Associate Justice of the First Judicial Department
- Incumbent
- Assumed office 2009
- Appointed by: David Paterson

Justice on the New York Supreme Court
- In office 2001–2009

Judge on the New York City Civil Court
- In office 1999–2001

Personal details
- Spouse: Randy Daniels
- Alma mater: Marymount Manhattan College Hofstra University School of Law

= Sallie Manzanet-Daniels =

American lawyer

Sallie Manzanet-Daniels is an associate justice of the New York Appellate Division of the Supreme Court, First Judicial Department.

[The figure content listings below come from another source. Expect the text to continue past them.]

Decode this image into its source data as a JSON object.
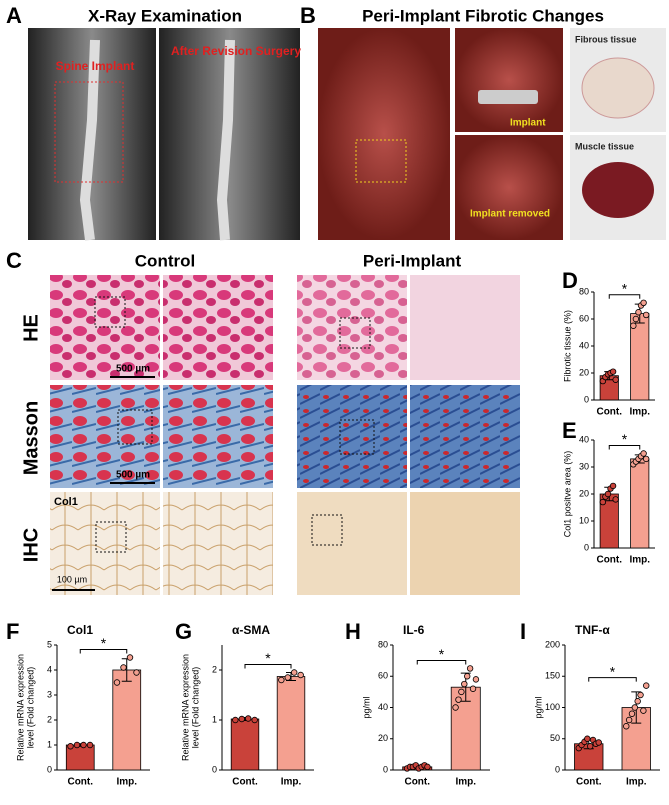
{
  "panels": {
    "A": {
      "letter": "A",
      "title": "X-Ray Examination",
      "labels": [
        "Spine Implant",
        "After Revision Surgery"
      ]
    },
    "B": {
      "letter": "B",
      "title": "Peri-Implant Fibrotic Changes",
      "labels": [
        "Implant",
        "Implant removed",
        "Fibrous tissue",
        "Muscle tissue"
      ]
    },
    "C": {
      "letter": "C",
      "columns": [
        "Control",
        "Peri-Implant"
      ],
      "rows": [
        "HE",
        "Masson",
        "IHC"
      ],
      "scale_bars": [
        "500 µm",
        "500 µm",
        "100 µm"
      ],
      "stain": "Col1"
    }
  },
  "chart_data": [
    {
      "type": "bar",
      "panel": "D",
      "ylabel": "Fibrotic tissue (%)",
      "categories": [
        "Cont.",
        "Imp."
      ],
      "values": [
        18,
        64
      ],
      "errors": [
        3,
        7
      ],
      "points": [
        [
          14,
          17,
          19,
          20,
          21,
          15
        ],
        [
          55,
          60,
          65,
          70,
          72,
          63
        ]
      ],
      "colors": [
        "#c9423a",
        "#f4a090"
      ],
      "ylim": [
        0,
        80
      ],
      "yticks": [
        0,
        20,
        40,
        60,
        80
      ],
      "annotation": "*"
    },
    {
      "type": "bar",
      "panel": "E",
      "ylabel": "Col1 positve area (%)",
      "categories": [
        "Cont.",
        "Imp."
      ],
      "values": [
        20,
        33
      ],
      "errors": [
        2.5,
        1.5
      ],
      "points": [
        [
          17,
          19,
          20,
          22,
          23,
          18
        ],
        [
          31,
          32,
          33,
          34,
          35,
          33
        ]
      ],
      "colors": [
        "#c9423a",
        "#f4a090"
      ],
      "ylim": [
        0,
        40
      ],
      "yticks": [
        0,
        10,
        20,
        30,
        40
      ],
      "annotation": "*"
    },
    {
      "type": "bar",
      "panel": "F",
      "title": "Col1",
      "ylabel": [
        "Relative mRNA expression",
        "level (Fold changed)"
      ],
      "categories": [
        "Cont.",
        "Imp."
      ],
      "values": [
        1,
        4
      ],
      "errors": [
        0.05,
        0.45
      ],
      "points": [
        [
          0.95,
          1.0,
          1.0,
          1.0
        ],
        [
          3.5,
          4.1,
          4.5,
          3.9
        ]
      ],
      "colors": [
        "#c9423a",
        "#f4a090"
      ],
      "ylim": [
        0,
        5
      ],
      "yticks": [
        0,
        1,
        2,
        3,
        4,
        5
      ],
      "annotation": "*"
    },
    {
      "type": "bar",
      "panel": "G",
      "title": "α-SMA",
      "ylabel": [
        "Relative mRNA expression",
        "level (Fold changed)"
      ],
      "categories": [
        "Cont.",
        "Imp."
      ],
      "values": [
        1.02,
        1.87
      ],
      "errors": [
        0.03,
        0.08
      ],
      "points": [
        [
          1.0,
          1.02,
          1.03,
          1.0
        ],
        [
          1.8,
          1.85,
          1.95,
          1.9
        ]
      ],
      "colors": [
        "#c9423a",
        "#f4a090"
      ],
      "ylim": [
        0,
        2.5
      ],
      "yticks": [
        0,
        1,
        2
      ],
      "annotation": "*"
    },
    {
      "type": "bar",
      "panel": "H",
      "title": "IL-6",
      "ylabel": "pg/ml",
      "categories": [
        "Cont.",
        "Imp."
      ],
      "values": [
        2,
        53
      ],
      "errors": [
        1,
        9
      ],
      "points": [
        [
          1,
          2,
          2,
          3,
          1,
          2,
          3,
          2
        ],
        [
          40,
          45,
          50,
          55,
          60,
          65,
          52,
          58
        ]
      ],
      "colors": [
        "#c9423a",
        "#f4a090"
      ],
      "ylim": [
        0,
        80
      ],
      "yticks": [
        0,
        20,
        40,
        60,
        80
      ],
      "annotation": "*"
    },
    {
      "type": "bar",
      "panel": "I",
      "title": "TNF-α",
      "ylabel": "pg/ml",
      "categories": [
        "Cont.",
        "Imp."
      ],
      "values": [
        42,
        100
      ],
      "errors": [
        8,
        25
      ],
      "points": [
        [
          35,
          40,
          45,
          50,
          38,
          48,
          42,
          44
        ],
        [
          70,
          80,
          90,
          100,
          110,
          120,
          95,
          135
        ]
      ],
      "colors": [
        "#c9423a",
        "#f4a090"
      ],
      "ylim": [
        0,
        200
      ],
      "yticks": [
        0,
        50,
        100,
        150,
        200
      ],
      "annotation": "*"
    }
  ]
}
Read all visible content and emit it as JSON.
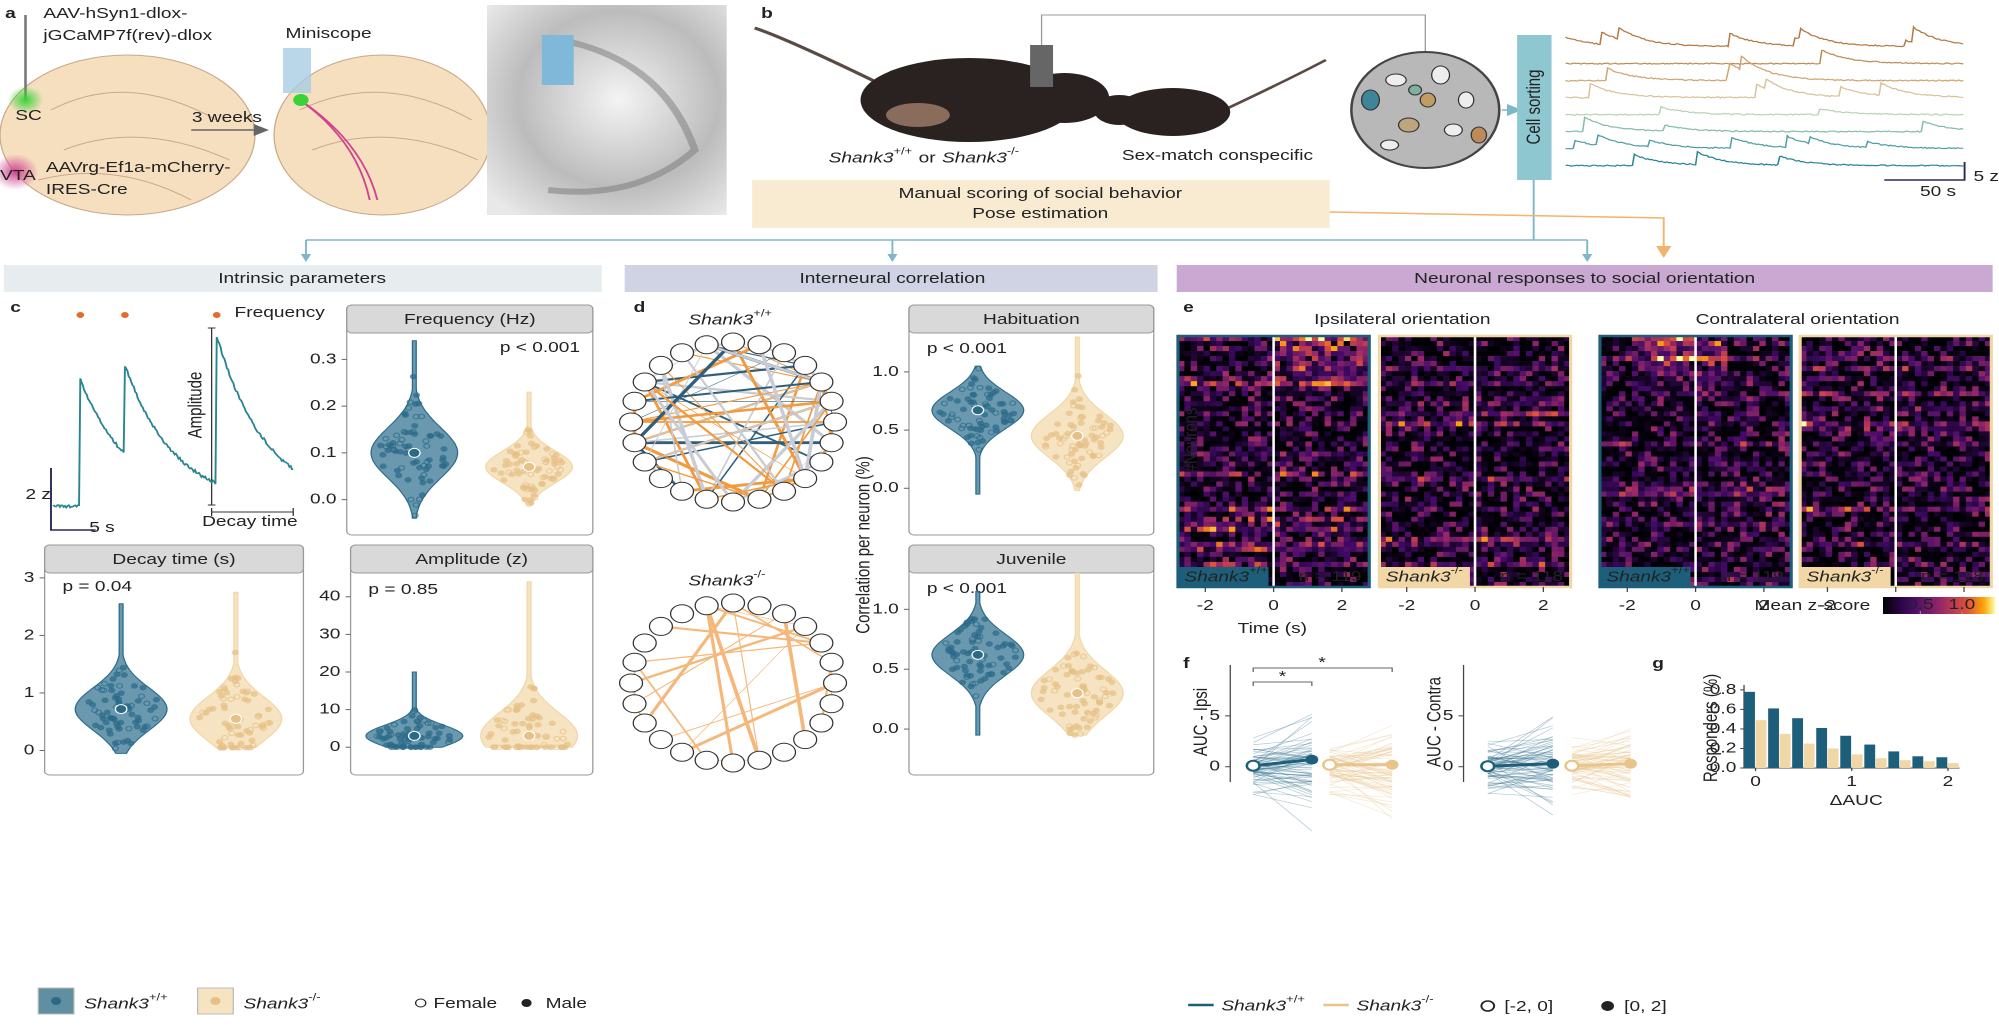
{
  "panel_labels": [
    "a",
    "b",
    "c",
    "d",
    "e",
    "f",
    "g"
  ],
  "genotypes": [
    {
      "gene": "Shank3",
      "allele": "+/+",
      "color": "#1d5f7a"
    },
    {
      "gene": "Shank3",
      "allele": "-/-",
      "color": "#f2d7a6"
    }
  ],
  "panel_a": {
    "virus_1": [
      "AAV-hSyn1-dlox-",
      "jGCaMP7f(rev)-dlox"
    ],
    "region_1": "SC",
    "region_2": "VTA",
    "virus_2": [
      "AAVrg-Ef1a-mCherry-",
      "IRES-Cre"
    ],
    "interval": "3 weeks",
    "device": "Miniscope"
  },
  "panel_b": {
    "subject_connector": "or",
    "conspecific": "Sex-match conspecific",
    "scoring": [
      "Manual scoring of social behavior",
      "Pose estimation"
    ],
    "sorting": "Cell sorting",
    "scale_y": "5 z",
    "scale_x": "50 s"
  },
  "sections": [
    "Intrinsic parameters",
    "Interneural correlation",
    "Neuronal responses to social orientation"
  ],
  "panel_c": {
    "frequency": "Frequency",
    "amplitude": "Amplitude",
    "decay": "Decay time",
    "scale_y": "2 z",
    "scale_x": "5 s"
  },
  "legend": {
    "female": "Female",
    "male": "Male"
  },
  "chart_data": [
    {
      "type": "violin",
      "title": "Frequency (Hz)",
      "annotation": "p < 0.001",
      "ylim": [
        -0.05,
        0.35
      ],
      "yticks": [
        {
          "value": 0,
          "label": "0.0"
        },
        0.1,
        0.2,
        0.3
      ],
      "series": [
        {
          "color": "#2b6c8c",
          "values": [
            0.1
          ],
          "range": [
            -0.04,
            0.34
          ]
        },
        {
          "color": "#f2d7a6",
          "values": [
            0.07
          ],
          "range": [
            -0.01,
            0.23
          ]
        }
      ]
    },
    {
      "type": "violin",
      "title": "Decay time (s)",
      "annotation": "p = 0.04",
      "ylim": [
        -0.2,
        3.05
      ],
      "yticks": [
        0,
        1,
        2,
        3
      ],
      "series": [
        {
          "color": "#2b6c8c",
          "values": [
            0.72
          ],
          "range": [
            -0.05,
            2.55
          ]
        },
        {
          "color": "#f2d7a6",
          "values": [
            0.55
          ],
          "range": [
            0.05,
            2.75
          ]
        }
      ]
    },
    {
      "type": "violin",
      "title": "Amplitude (z)",
      "annotation": "p = 0.85",
      "ylim": [
        -5,
        45
      ],
      "yticks": [
        0,
        10,
        20,
        30,
        40
      ],
      "series": [
        {
          "color": "#2b6c8c",
          "values": [
            3
          ],
          "range": [
            0,
            20
          ]
        },
        {
          "color": "#f2d7a6",
          "values": [
            3
          ],
          "range": [
            0,
            44
          ]
        }
      ]
    },
    {
      "type": "violin",
      "title": "Habituation",
      "annotation": "p < 0.001",
      "ylabel": "Correlation per neuron (%)",
      "ylim": [
        -0.35,
        1.3
      ],
      "yticks": [
        {
          "value": 0,
          "label": "0.0"
        },
        0.5,
        {
          "value": 1,
          "label": "1.0"
        }
      ],
      "series": [
        {
          "color": "#2b6c8c",
          "values": [
            0.67
          ],
          "range": [
            -0.05,
            1.05
          ]
        },
        {
          "color": "#f2d7a6",
          "values": [
            0.45
          ],
          "range": [
            -0.02,
            1.3
          ]
        }
      ]
    },
    {
      "type": "violin",
      "title": "Juvenile",
      "annotation": "p < 0.001",
      "ylim": [
        -0.3,
        1.27
      ],
      "yticks": [
        {
          "value": 0,
          "label": "0.0"
        },
        0.5,
        {
          "value": 1,
          "label": "1.0"
        }
      ],
      "series": [
        {
          "color": "#2b6c8c",
          "values": [
            0.62
          ],
          "range": [
            -0.05,
            1.15
          ]
        },
        {
          "color": "#f2d7a6",
          "values": [
            0.3
          ],
          "range": [
            -0.05,
            1.3
          ]
        }
      ]
    },
    {
      "type": "line",
      "ylabel": "AUC - Ipsi",
      "categories": [
        "[-2, 0]",
        "[0, 2]"
      ],
      "ylim": [
        -1.5,
        10
      ],
      "yticks": [
        0,
        5
      ],
      "annotations": [
        "*",
        "*"
      ],
      "series": [
        {
          "color": "#1d5f7a",
          "values": [
            0.1,
            0.7
          ]
        },
        {
          "color": "#f2d7a6",
          "values": [
            0.2,
            0.2
          ]
        }
      ]
    },
    {
      "type": "line",
      "ylabel": "AUC - Contra",
      "ylim": [
        -1.5,
        10
      ],
      "yticks": [
        0,
        5
      ],
      "series": [
        {
          "color": "#1d5f7a",
          "values": [
            0.05,
            0.3
          ]
        },
        {
          "color": "#f2d7a6",
          "values": [
            0.1,
            0.3
          ]
        }
      ]
    },
    {
      "type": "bar",
      "xlabel": "ΔAUC",
      "ylabel": "Responders (%)",
      "x": [
        0,
        0.25,
        0.5,
        0.75,
        1,
        1.25,
        1.5,
        1.75,
        2
      ],
      "xlim": [
        -0.12,
        2.12
      ],
      "xticks": [
        0,
        1,
        2
      ],
      "ylim": [
        0,
        0.85
      ],
      "yticks": [
        {
          "value": 0,
          "label": "0.0"
        },
        0.2,
        0.4,
        0.6,
        0.8
      ],
      "series": [
        {
          "color": "#1d5f7a",
          "values": [
            0.78,
            0.61,
            0.51,
            0.41,
            0.33,
            0.24,
            0.17,
            0.12,
            0.11
          ]
        },
        {
          "color": "#f2d7a6",
          "values": [
            0.49,
            0.35,
            0.25,
            0.2,
            0.14,
            0.1,
            0.08,
            0.07,
            0.05
          ]
        }
      ]
    },
    {
      "type": "heatmap",
      "titles": [
        "Ipsilateral orientation",
        "Contralateral orientation"
      ],
      "ylabel": "#Neurons",
      "n_labels": [
        "n = 119",
        "n = 118",
        "n = 119",
        "n = 118"
      ],
      "xlabel": "Time (s)",
      "xlim": [
        -2.8,
        2.8
      ],
      "xticks": [
        -2,
        0,
        2
      ],
      "colorbar": {
        "label": "Mean z-score",
        "lim": [
          0.05,
          1.4
        ],
        "ticks": [
          0.5,
          {
            "value": 1,
            "label": "1.0"
          }
        ]
      }
    }
  ]
}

==Early life and education==
She is a 1985 graduate of Marymount Manhattan College and a 1988 graduate of Hofstra University School of Law. Manzanet-Daniels is married to Randy Daniels.

==Legal career==
Prior to joining the bench, she was a criminal defense practitioner for the Legal Aid Society in the Bronx. She also worked as a Principal Law Clerk to Justice Frank Torres in Bronx Supreme Court and to Justice Luis A. Gonzalez, the then Administrative Judge for the 12th Judicial District.

She subsequently served on the New York City Civil Court from 1999 to 2001. She was a New York Supreme Court Justice, from 2001 to 2009. She was designated a Justice for the Appellate Division, First Judicial Department in 2009 by Governor David Paterson. She was the first woman of Puerto Rican descent to serve on the First Department.